I was separated in May 1956. I started engineering school at San Diego State in July. We found a house; I worked part time and studied a lot. I received a BSEE in June 1959 and found work involving guidance sys­tems in the Mercury, Gemini and Apollo pro­grams. It was fast paced. In 1968, for various reasons, I entered law school at Santa Clara University (my mid-life crises). I touched my limits during the next three years.

Upon graduation in 1971, I passed the California and Patent bars and have worked as a patent attorney since, although not full time since 1989. Evie and I have taken it easy since 1989, spending several months traveling in Eu­rope and seeing the U.S. and Canada in our motor home. We intend to do more of the same as long as our energies hold out. We try to sneak in a golf game now and again as well.

My original statement that I had 26 aircraft on my card was in error--"The older the man, the higher the boy jumped."

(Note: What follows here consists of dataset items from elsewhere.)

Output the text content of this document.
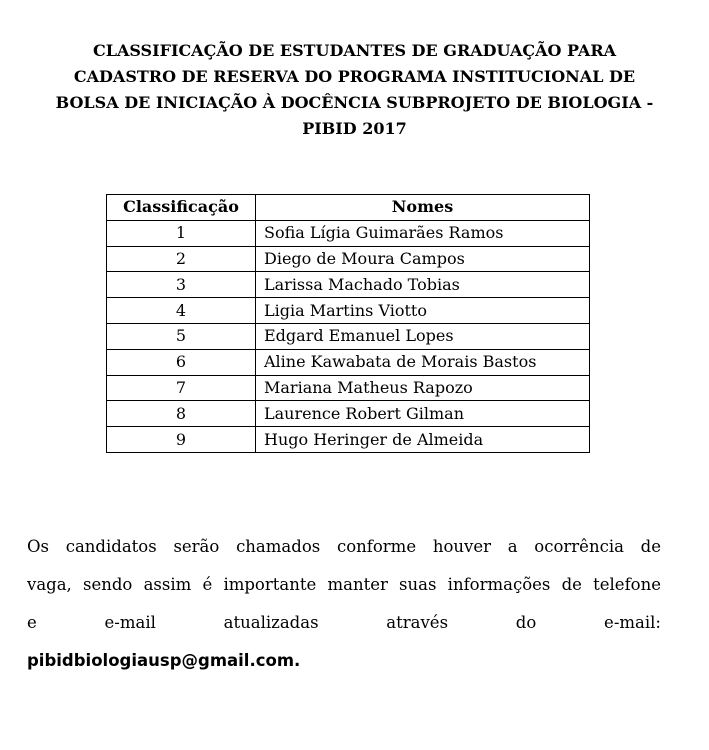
CLASSIFICAÇÃO DE ESTUDANTES DE GRADUAÇÃO PARA
CADASTRO DE RESERVA DO PROGRAMA INSTITUCIONAL DE
BOLSA DE INICIAÇÃO À DOCÊNCIA SUBPROJETO DE BIOLOGIA -
PIBID 2017
Classificação	Nomes
1	Sofia Lígia Guimarães Ramos
2	Diego de Moura Campos
3	Larissa Machado Tobias
4	Ligia Martins Viotto
5	Edgard Emanuel Lopes
6	Aline Kawabata de Morais Bastos
7	Mariana Matheus Rapozo
8	Laurence Robert Gilman
9	Hugo Heringer de Almeida
Os candidatos serão chamados conforme houver a ocorrência de
vaga, sendo assim é importante manter suas informações de telefone
e e-mail atualizadas através do e-mail:
pibidbiologiausp@gmail.com.
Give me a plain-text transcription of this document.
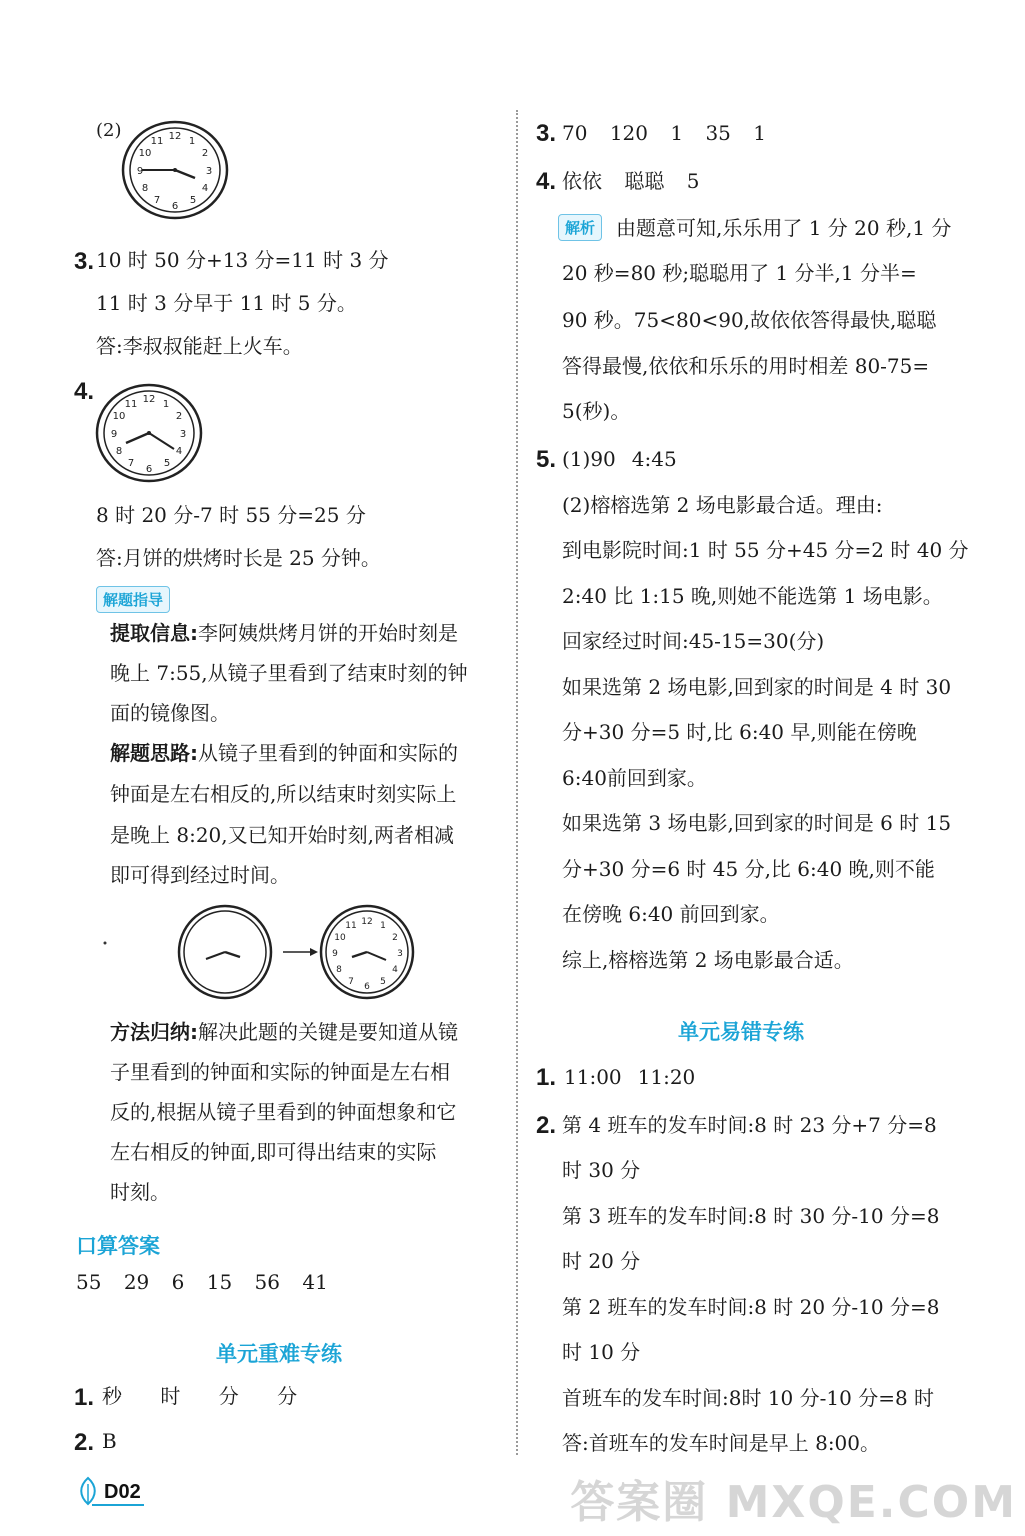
(2)	12 1
2
3
4
5
6
7
8
9
10
11
3. 10 时 50 分+13 分=11 时 3 分
11 时 3 分早于 11 时 5 分。
答:李叔叔能赶上火车。
4.	12 1
2
3
4
5
6
7
8
9
10
11
8 时 20 分-7 时 55 分=25 分
答:月饼的烘烤时长是 25 分钟。
解题指导
提取信息:李阿姨烘烤月饼的开始时刻是
晚上 7:55,从镜子里看到了结束时刻的钟
面的镜像图。
解题思路:从镜子里看到的钟面和实际的
钟面是左右相反的,所以结束时刻实际上
是晚上 8:20,又已知开始时刻,两者相减
即可得到经过时间。
12 1
2
3
4
5
6
7
8
9
10
11
方法归纳:解决此题的关键是要知道从镜
子里看到的钟面和实际的钟面是左右相
反的,根据从镜子里看到的钟面想象和它
左右相反的钟面,即可得出结束的实际
时刻。
口算答案
55 29 6 15 56 41
单元重难专练
1. 秒 时 分 分
2. B
D02
3. 70 120 1 35 1
4. 依依 聪聪 5
解析	由题意可知,乐乐用了 1 分 20 秒,1 分
20 秒=80 秒;聪聪用了 1 分半,1 分半=
90 秒。75<80<90,故依依答得最快,聪聪
答得最慢,依依和乐乐的用时相差 80-75=
5(秒)。
5. (1)90 4:45
(2)榕榕选第 2 场电影最合适。理由:
到电影院时间:1 时 55 分+45 分=2 时 40 分
2:40 比 1:15 晚,则她不能选第 1 场电影。
回家经过时间:45-15=30(分)
如果选第 2 场电影,回到家的时间是 4 时 30
分+30 分=5 时,比 6:40 早,则能在傍晚
6:40前回到家。
如果选第 3 场电影,回到家的时间是 6 时 15
分+30 分=6 时 45 分,比 6:40 晚,则不能
在傍晚 6:40 前回到家。
综上,榕榕选第 2 场电影最合适。
单元易错专练
1. 11:00 11:20
2. 第 4 班车的发车时间:8 时 23 分+7 分=8
时 30 分
第 3 班车的发车时间:8 时 30 分-10 分=8
时 20 分
第 2 班车的发车时间:8 时 20 分-10 分=8
时 10 分
首班车的发车时间:8时 10 分-10 分=8 时
答:首班车的发车时间是早上 8:00。
答案圈 MXQE.COM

Several aircraft types had a number of different designations; i.e.; FJ3, FJ4 or F9F-5, F9F-6, F9F-8, etc. I must have had that sort of thing in mind.

Here they are:

TBM

AD

AF

S2F

F6F

F8F

F4U

F9F

TV

F2H

F7U

FJ

PBM

P5M

P2V

SNJ

SNB

T28

T34

JD

UF

F3D

N2S

That does it. I was lucky to find my oId qual card. Best Regards, Hank Stanley.

 

“It Was a North Korean Cablegram”

The Southwest coast of the Korean Peninsula is dotted with many islands, some small and some large. In the early days of the "police action", when the good guys were holed up at Pusan, our job was to detect small boats among the islands and along the coast, which were supplying the North Koreans at the front. They moved stuff at night because they were hit by Air Force and Navy planes during the day. We had good radar in the PBMs. I think it was APS-15, but my memory is subject to fading at this point. We could pick up small boats and plot their positions. Folks with more firepower could then go in and get them.

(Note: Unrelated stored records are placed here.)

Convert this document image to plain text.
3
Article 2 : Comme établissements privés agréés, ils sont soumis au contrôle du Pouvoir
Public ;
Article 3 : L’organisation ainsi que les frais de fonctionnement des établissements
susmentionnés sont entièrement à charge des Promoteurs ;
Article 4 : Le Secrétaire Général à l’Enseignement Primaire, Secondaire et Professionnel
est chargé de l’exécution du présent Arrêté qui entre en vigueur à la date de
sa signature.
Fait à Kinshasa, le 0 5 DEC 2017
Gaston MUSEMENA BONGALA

We were on patrol on a particularly black night when our radar picked up some supply boats. Being fighter pilots at heart, we flew low between two of those rocks to confirm our targets. Unfortunately, the bad guys had stretched a cable between the islands. We heard a loud noise and immediately lost our communications equipment and basic flight instruments. Appar­ently we had cut the cable with our propellers and in so doing it had whipped around wiping out all of our antennas and our pitot tube. It also took a chunk out of one of our vertical stabilizers.

No problem. Fast planes lose major parts. Slow lumbering planes hardly feel it. Anyway, we still had our needle/ball. Back to Iwakuni. No rate-of-climb, which we normally used for gradual decent to a water landing. The lights at the seadrome were blacked out, but the "runway" was miles long so we eased her down and chalked it up to another uneventful day.